Learning vim might seem a futile exercise when modern day editors like atom are available.
But the beauty and strength of vim is appreciated the moment you enter a remote console. All of a sudden you feel like handicapped, without your pretty mouse. Using vim is like training for a day when you might become blind by choosing to close your eyes. And while you're at it, you could add that extra strength even when you can see.
Vim apparently has the largest learning curve. But only if you're trying to do all the advanced things on day 1.
Modes
Vim is not Notepad (nor nano)
The moment someone enters vim newfile
in their terminal they're facing an empty slate that looks just like it needs some text to be written. This is the first step where people get really stuck. In vim, there are three different modes.
- command mode (default)
- insert mode (notepad mode)
- last line mode (the actual command mode)
When you just entered vim, you were in command mode. And command mode does not let you type things. For that you need to enter insert mode, by pressing i or Insert button. To go back to command mode, you press Esc. To go to last line mode, from command mode, enter :
Edit, exit
To successfully use vim like notepad, all you need to know are these.

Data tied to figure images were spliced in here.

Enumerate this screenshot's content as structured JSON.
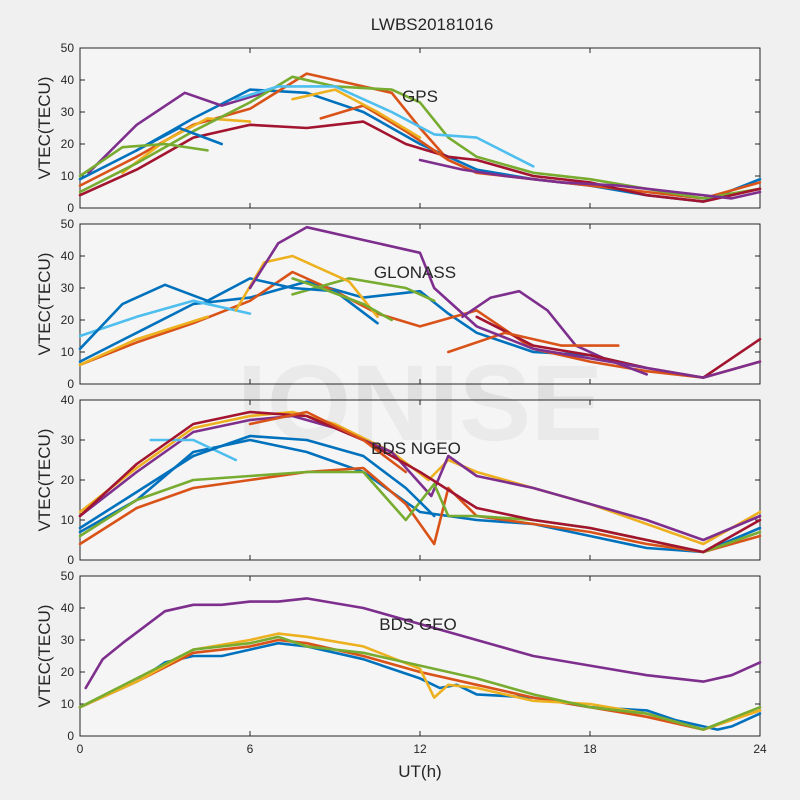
{
  "title": "LWBS20181016",
  "watermark": "IONISE",
  "xlabel": "UT(h)",
  "xticks": [
    "0",
    "6",
    "12",
    "18",
    "24"
  ],
  "series_colors": [
    "#0072BD",
    "#D95319",
    "#EDB120",
    "#7E2F8E",
    "#77AC30",
    "#4DBEEE",
    "#A2142F"
  ],
  "chart_data": [
    {
      "type": "line",
      "label": "GPS",
      "ylabel": "VTEC(TECU)",
      "xlim": [
        0,
        24
      ],
      "ylim": [
        0,
        50
      ],
      "yticks": [
        0,
        10,
        20,
        30,
        40,
        50
      ],
      "series": [
        {
          "x": [
            0,
            2,
            4,
            6,
            8,
            10,
            12,
            14,
            16,
            18,
            20,
            22,
            24
          ],
          "values": [
            9,
            18,
            28,
            37,
            36,
            30,
            20,
            12,
            9,
            7,
            4,
            2,
            9
          ]
        },
        {
          "x": [
            0,
            2,
            4,
            6,
            8,
            10,
            11,
            12,
            13,
            14,
            16,
            18,
            20,
            22,
            24
          ],
          "values": [
            7,
            16,
            26,
            31,
            42,
            38,
            36,
            25,
            15,
            11,
            9,
            7,
            5,
            3,
            8
          ]
        },
        {
          "x": [
            1.5,
            3,
            4.5,
            6
          ],
          "values": [
            11,
            21,
            28,
            27
          ]
        },
        {
          "x": [
            0.3,
            2,
            3.7,
            5,
            6.5
          ],
          "values": [
            11,
            26,
            36,
            32,
            36
          ]
        },
        {
          "x": [
            0,
            2,
            4,
            6,
            7.5,
            9,
            11,
            12,
            13,
            14,
            16,
            18,
            20,
            22,
            24
          ],
          "values": [
            5,
            14,
            24,
            33,
            41,
            38,
            37,
            33,
            22,
            16,
            11,
            9,
            6,
            3,
            6
          ]
        },
        {
          "x": [
            5.5,
            7,
            9,
            11,
            12.5,
            14,
            16
          ],
          "values": [
            34,
            38,
            38,
            30,
            23,
            22,
            13
          ]
        },
        {
          "x": [
            0,
            2,
            4,
            6,
            8,
            10,
            11.5,
            13,
            14,
            16,
            18,
            20,
            22,
            24
          ],
          "values": [
            4,
            12,
            22,
            26,
            25,
            27,
            20,
            16,
            15,
            10,
            8,
            4,
            2,
            6
          ]
        },
        {
          "x": [
            2,
            3.5,
            5
          ],
          "values": [
            18,
            25,
            20
          ]
        },
        {
          "x": [
            8.5,
            10,
            11.5,
            13,
            14
          ],
          "values": [
            28,
            32,
            24,
            15,
            11
          ]
        },
        {
          "x": [
            7.5,
            9,
            10.5,
            12
          ],
          "values": [
            34,
            37,
            30,
            22
          ]
        },
        {
          "x": [
            12,
            13.5,
            15,
            17,
            19,
            21,
            23,
            24
          ],
          "values": [
            15,
            12,
            10,
            8,
            7,
            5,
            3,
            5
          ]
        },
        {
          "x": [
            0,
            1.5,
            3,
            4.5
          ],
          "values": [
            10,
            19,
            20,
            18
          ]
        }
      ]
    },
    {
      "type": "line",
      "label": "GLONASS",
      "ylabel": "VTEC(TECU)",
      "xlim": [
        0,
        24
      ],
      "ylim": [
        0,
        50
      ],
      "yticks": [
        0,
        10,
        20,
        30,
        40,
        50
      ],
      "series": [
        {
          "x": [
            0,
            2,
            4,
            6,
            8,
            10,
            12,
            13,
            14,
            16,
            18,
            20
          ],
          "values": [
            7,
            16,
            25,
            27,
            32,
            27,
            29,
            22,
            16,
            10,
            9,
            5
          ]
        },
        {
          "x": [
            0,
            2,
            4,
            6,
            7.5,
            9,
            10.5,
            12,
            14,
            16,
            18,
            20,
            22,
            24
          ],
          "values": [
            6,
            13,
            19,
            26,
            35,
            29,
            22,
            18,
            23,
            11,
            7,
            4,
            2,
            7
          ]
        },
        {
          "x": [
            0,
            2,
            4.5
          ],
          "values": [
            6,
            14,
            21
          ]
        },
        {
          "x": [
            13.5,
            14.5,
            15.5,
            16.5,
            17.5,
            18.5,
            20
          ],
          "values": [
            21,
            27,
            29,
            23,
            12,
            8,
            3
          ]
        },
        {
          "x": [
            7.5,
            9.5,
            11.5,
            12.5
          ],
          "values": [
            28,
            33,
            30,
            26
          ]
        },
        {
          "x": [
            0,
            2,
            4,
            6
          ],
          "values": [
            15,
            21,
            26,
            22
          ]
        },
        {
          "x": [
            14,
            16,
            18,
            20,
            22,
            24
          ],
          "values": [
            21,
            12,
            9,
            5,
            2,
            14
          ]
        },
        {
          "x": [
            0,
            1.5,
            3,
            4.5,
            6,
            7.5,
            9,
            10.5
          ],
          "values": [
            11,
            25,
            31,
            26,
            33,
            30,
            29,
            19
          ]
        },
        {
          "x": [
            13,
            15,
            17,
            19
          ],
          "values": [
            10,
            16,
            12,
            12
          ]
        },
        {
          "x": [
            5.5,
            6.5,
            7.5,
            9.5,
            10.5
          ],
          "values": [
            23,
            38,
            40,
            32,
            21
          ]
        },
        {
          "x": [
            6,
            7,
            8,
            10,
            12,
            12.5,
            14,
            16,
            18,
            20,
            22,
            24
          ],
          "values": [
            30,
            44,
            49,
            45,
            41,
            30,
            18,
            11,
            8,
            5,
            2,
            7
          ]
        },
        {
          "x": [
            7.5,
            8.5,
            10,
            11
          ],
          "values": [
            33,
            30,
            25,
            20
          ]
        }
      ]
    },
    {
      "type": "line",
      "label": "BDS NGEO",
      "ylabel": "VTEC(TECU)",
      "xlim": [
        0,
        24
      ],
      "ylim": [
        0,
        40
      ],
      "yticks": [
        0,
        10,
        20,
        30,
        40
      ],
      "series": [
        {
          "x": [
            0,
            2,
            4,
            6,
            8,
            10,
            12,
            14,
            16,
            18,
            20,
            22,
            24
          ],
          "values": [
            7,
            15,
            27,
            30,
            27,
            22,
            12,
            10,
            9,
            6,
            3,
            2,
            8
          ]
        },
        {
          "x": [
            0,
            2,
            4,
            6,
            8,
            10,
            11.5,
            12.5,
            13,
            14,
            16,
            18,
            20,
            22,
            24
          ],
          "values": [
            4,
            13,
            18,
            20,
            22,
            23,
            14,
            4,
            18,
            11,
            9,
            7,
            4,
            2,
            6
          ]
        },
        {
          "x": [
            0,
            2,
            4,
            6,
            7.5,
            9,
            11,
            12.3,
            13,
            14,
            16,
            18,
            20,
            22,
            24
          ],
          "values": [
            12,
            23,
            33,
            36,
            37,
            34,
            27,
            20,
            25,
            22,
            18,
            14,
            9,
            4,
            12
          ]
        },
        {
          "x": [
            0,
            2,
            4,
            6,
            7.5,
            9,
            11,
            12.4,
            13,
            14,
            16,
            18,
            20,
            22,
            24
          ],
          "values": [
            11,
            22,
            32,
            35,
            36,
            33,
            27,
            16,
            26,
            21,
            18,
            14,
            10,
            5,
            11
          ]
        },
        {
          "x": [
            0,
            2,
            4,
            6,
            8,
            10,
            11.5,
            12.5,
            13,
            14,
            16,
            18,
            20,
            22,
            24
          ],
          "values": [
            6,
            15,
            20,
            21,
            22,
            22,
            10,
            19,
            11,
            11,
            10,
            8,
            5,
            2,
            7
          ]
        },
        {
          "x": [
            2.5,
            4,
            5.5
          ],
          "values": [
            30,
            30,
            25
          ]
        },
        {
          "x": [
            0,
            2,
            4,
            6,
            8,
            10,
            12,
            14,
            16,
            18,
            20,
            22,
            24
          ],
          "values": [
            11,
            24,
            34,
            37,
            36,
            30,
            22,
            13,
            10,
            8,
            5,
            2,
            10
          ]
        },
        {
          "x": [
            0,
            2,
            4,
            6,
            8,
            10,
            11.5,
            12.5
          ],
          "values": [
            8,
            17,
            26,
            31,
            30,
            26,
            18,
            11
          ]
        },
        {
          "x": [
            6,
            8,
            10,
            11.5
          ],
          "values": [
            34,
            37,
            30,
            22
          ]
        }
      ]
    },
    {
      "type": "line",
      "label": "BDS GEO",
      "ylabel": "VTEC(TECU)",
      "xlim": [
        0,
        24
      ],
      "ylim": [
        0,
        50
      ],
      "yticks": [
        0,
        10,
        20,
        30,
        40,
        50
      ],
      "series": [
        {
          "x": [
            0,
            1,
            2,
            3,
            4,
            5,
            6,
            7,
            8,
            10,
            12,
            12.7,
            13.3,
            14,
            16,
            18,
            20,
            21,
            22,
            22.5,
            23,
            24
          ],
          "values": [
            9,
            13,
            17,
            23,
            25,
            25,
            27,
            29,
            28,
            24,
            18,
            15,
            16,
            13,
            12,
            9,
            8,
            5,
            3,
            2,
            3,
            7
          ]
        },
        {
          "x": [
            0,
            2,
            4,
            6,
            7,
            8,
            10,
            12,
            14,
            16,
            18,
            20,
            22,
            24
          ],
          "values": [
            9,
            17,
            26,
            28,
            30,
            29,
            25,
            20,
            16,
            12,
            9,
            6,
            2,
            8
          ]
        },
        {
          "x": [
            0,
            2,
            4,
            6,
            7,
            8,
            10,
            12,
            12.5,
            13,
            14,
            16,
            18,
            20,
            22,
            24
          ],
          "values": [
            9,
            17,
            27,
            30,
            32,
            31,
            28,
            21,
            12,
            16,
            15,
            11,
            10,
            7,
            2,
            8
          ]
        },
        {
          "x": [
            0.2,
            0.8,
            1.5,
            3,
            4,
            5,
            6,
            7,
            8,
            10,
            12,
            14,
            16,
            18,
            20,
            22,
            23,
            24
          ],
          "values": [
            15,
            24,
            29,
            39,
            41,
            41,
            42,
            42,
            43,
            40,
            35,
            30,
            25,
            22,
            19,
            17,
            19,
            23
          ]
        },
        {
          "x": [
            0,
            2,
            4,
            6,
            7,
            8,
            10,
            12,
            14,
            16,
            18,
            20,
            22,
            24
          ],
          "values": [
            9,
            18,
            27,
            29,
            31,
            28,
            26,
            22,
            18,
            13,
            9,
            7,
            2,
            9
          ]
        }
      ]
    }
  ]
}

- Moving around is done in command mode.
- Use h, j, k, l to move around
- Typing is done in insert mode.
- Move cursor wherever you want, and enter insert mode. Type text.
- Saving and quitting is done in last line mode
- Tap Esc, Type :wq
- : takes you to last line mode
- w writes the file
- q quits
That's it. That's all you need to know to use vim like notepad.
Configuration
Vim configuration is done in ~/.vimrc
Plugins
If vim is atom-editor, vim plugins are atom packages.
Installation
Usual way of installing is by placing the plugin's .vim file in ~/.vim/plugin/
But we will use Vundle for managing plugins.
Here are my favourite plugins and their useful commands and configuration.
Vundle
Vundle should probably be the first plugin you install. An alternative is Pathogen.
Follow the Vundle installation guide and you should be having no problem getting started.
One thing you should remember is that although there's a command :PluginInstall which allows you to download and install plugins, for example, :PluginInstall scrooloose/nerdcommenter
will download nerdcommenter plugin from github repo of scrooloose, plugins downloaded in this way should be added to the .vimrc manually. So it might make sense to add those plugins to the .vimrc first, and then run :PluginInstall
vim-gnupg
vim-gnupg is a must use plugin when you use gpg.
With it, whenever you create a file with extensions *.gpg, *.pgp, etc a list of recipients is asked for and the file is encrypted automatically on write quit. Thus saving you the trouble of writing confidential information in plain text and then gpg -e
-ing that. This plugin basically eliminates that step.
Also, if you're opening a *.gpg file signed with your public key, it will automatically ask for your passphrase and decrypt it on the fly.
If you don't want to lookup gpg --list-keys
each time you are creating an encrypted file, you can edit .vimrc and include the recipients like this:
let g:GPGPossibleRecipients=[
\"Example User <example@example.com>",
\"Other User <otherexample@example.com>"
\]
With that, any new file will automatically be populated by those recipients, but commented out. You can uncomment to add recipient.
vim-fugitive
vim-fugitive allows easy integration with git.
emmet-vim
emmet-vim is useful if you are an HTML writer. It allows you to write things like "html:5" press Ctrl+y followed by , and suddenly you will have the basic layout of an empty html page.
sparkup
sparkup is the perfect companion for emmet-vim. Sparkup lets you write div#header
, press Ctrl+e and you have a div with id header opened and closed for you.